Authentication; Biometry vs. Behavioural analysis

behavioural biometrics signing for authentication

As with all authentication and security measures, the best ones are the ones that are actually used. A major barrier for most end-users is the hassle of passwords, PINs, using VPNs, certificates etc. Biometry and behavioural analysis both aim high for ease-of-use by being as invisible as possible. Rather than being foolproof and unhackable walls, they aim to raise the level of security from “nothing” to “something”.

The everyday use of biometry in authentication has been around for a decade or so, and continues to grow. The first laptop with a fingerprint reader was released around the turn of the millennium, and recently Apple released the Vision Framework that allows iOS apps to utilize face recognition. In essence, it’s a way to make authentication convenient and more or less invisible. When compared to other forms of authentication, biometry wins out by the fact that forgetting or misplacing your body parts is very unlikely.
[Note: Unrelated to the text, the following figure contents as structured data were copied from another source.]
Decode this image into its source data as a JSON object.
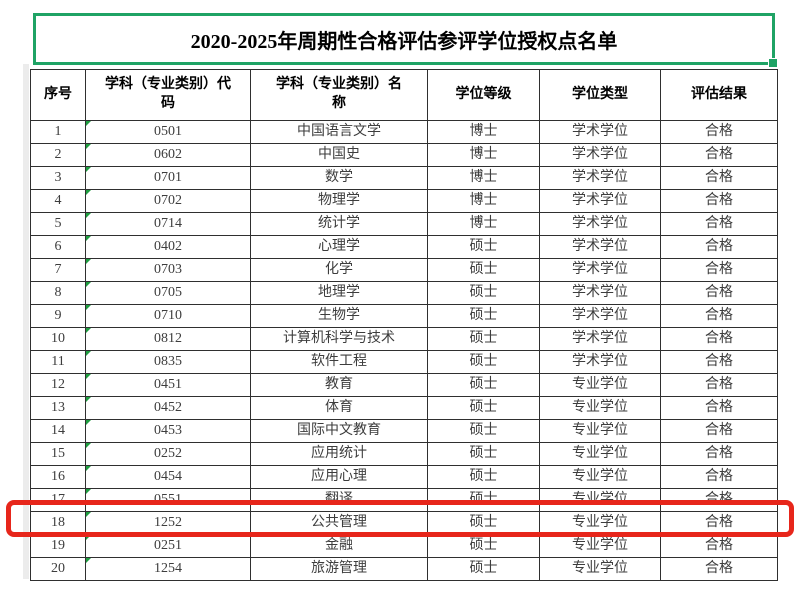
{
  "title": "2020-2025年周期性合格评估参评学位授权点名单",
  "table": {
    "headers": [
      "序号",
      "学科（专业类别）代码",
      "学科（专业类别）名称",
      "学位等级",
      "学位类型",
      "评估结果"
    ],
    "rows": [
      {
        "no": "1",
        "code": "0501",
        "name": "中国语言文学",
        "level": "博士",
        "type": "学术学位",
        "result": "合格"
      },
      {
        "no": "2",
        "code": "0602",
        "name": "中国史",
        "level": "博士",
        "type": "学术学位",
        "result": "合格"
      },
      {
        "no": "3",
        "code": "0701",
        "name": "数学",
        "level": "博士",
        "type": "学术学位",
        "result": "合格"
      },
      {
        "no": "4",
        "code": "0702",
        "name": "物理学",
        "level": "博士",
        "type": "学术学位",
        "result": "合格"
      },
      {
        "no": "5",
        "code": "0714",
        "name": "统计学",
        "level": "博士",
        "type": "学术学位",
        "result": "合格"
      },
      {
        "no": "6",
        "code": "0402",
        "name": "心理学",
        "level": "硕士",
        "type": "学术学位",
        "result": "合格"
      },
      {
        "no": "7",
        "code": "0703",
        "name": "化学",
        "level": "硕士",
        "type": "学术学位",
        "result": "合格"
      },
      {
        "no": "8",
        "code": "0705",
        "name": "地理学",
        "level": "硕士",
        "type": "学术学位",
        "result": "合格"
      },
      {
        "no": "9",
        "code": "0710",
        "name": "生物学",
        "level": "硕士",
        "type": "学术学位",
        "result": "合格"
      },
      {
        "no": "10",
        "code": "0812",
        "name": "计算机科学与技术",
        "level": "硕士",
        "type": "学术学位",
        "result": "合格"
      },
      {
        "no": "11",
        "code": "0835",
        "name": "软件工程",
        "level": "硕士",
        "type": "学术学位",
        "result": "合格"
      },
      {
        "no": "12",
        "code": "0451",
        "name": "教育",
        "level": "硕士",
        "type": "专业学位",
        "result": "合格"
      },
      {
        "no": "13",
        "code": "0452",
        "name": "体育",
        "level": "硕士",
        "type": "专业学位",
        "result": "合格"
      },
      {
        "no": "14",
        "code": "0453",
        "name": "国际中文教育",
        "level": "硕士",
        "type": "专业学位",
        "result": "合格"
      },
      {
        "no": "15",
        "code": "0252",
        "name": "应用统计",
        "level": "硕士",
        "type": "专业学位",
        "result": "合格"
      },
      {
        "no": "16",
        "code": "0454",
        "name": "应用心理",
        "level": "硕士",
        "type": "专业学位",
        "result": "合格"
      },
      {
        "no": "17",
        "code": "0551",
        "name": "翻译",
        "level": "硕士",
        "type": "专业学位",
        "result": "合格"
      },
      {
        "no": "18",
        "code": "1252",
        "name": "公共管理",
        "level": "硕士",
        "type": "专业学位",
        "result": "合格"
      },
      {
        "no": "19",
        "code": "0251",
        "name": "金融",
        "level": "硕士",
        "type": "专业学位",
        "result": "合格"
      },
      {
        "no": "20",
        "code": "1254",
        "name": "旅游管理",
        "level": "硕士",
        "type": "专业学位",
        "result": "合格"
      }
    ]
  },
  "highlight": {
    "row_no": "18",
    "color": "#e7261b"
  },
  "colors": {
    "selection_green": "#1fa365",
    "indicator_green": "#1e9e40",
    "grid_line": "#2f2f2f",
    "body_text": "#3d3d3d"
  }
}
How unique is a fingerprint?

However, among the weaknesses of fingerprint authentication one can mention that a smartphone with a single registered fingerprint usually gets a false match once in 50 000. Good odds, but most people usually register more than one finger, and the phone will take around ten images of every finger. All of a sudden, creating a “masterprint” that would be able to unlock about 10% of all iPhones is right around the corner. So, is behavioural analysis any better?

Behavioural analysis

Well, not necessarily. Behavioural analysis in authentication terms can include tracing a person’s geographical movements, purchasing habits and online history. It can be completely invisible to the user, but can be considered quite invasive of a person’s privacy. With the European Union’s GDPR in effect, to perform such tracing requires the user’s consent.

As for weaknesses; it’s all a rather inexact science based on more or less public information. If a hacker can figure out something about a person’s hobbies, where he or she works and lives, the hacker can probably make a good attempt at imitating the user’s behavioural analysis patterns. With this in mind, it is easy to understand why behavioural analysis often is used in fraud prevention rather than authentication.

Behavioural biometrics

However, to make things a bit more confusing, there’s also a new hot topic named “behavioural biometrics”. This encompasses things like the speed and force used by a person when typing on a keyboard or using a mouse. This kind of behavioural analysis is both more personally unique, as well as harder to imitate by an attacker.

That is why this is probably something we will see more of in the near future. The demand for more user-friendly security solutions is huge, because, as said, no matter how secure a solution is, it does not work if it is not used.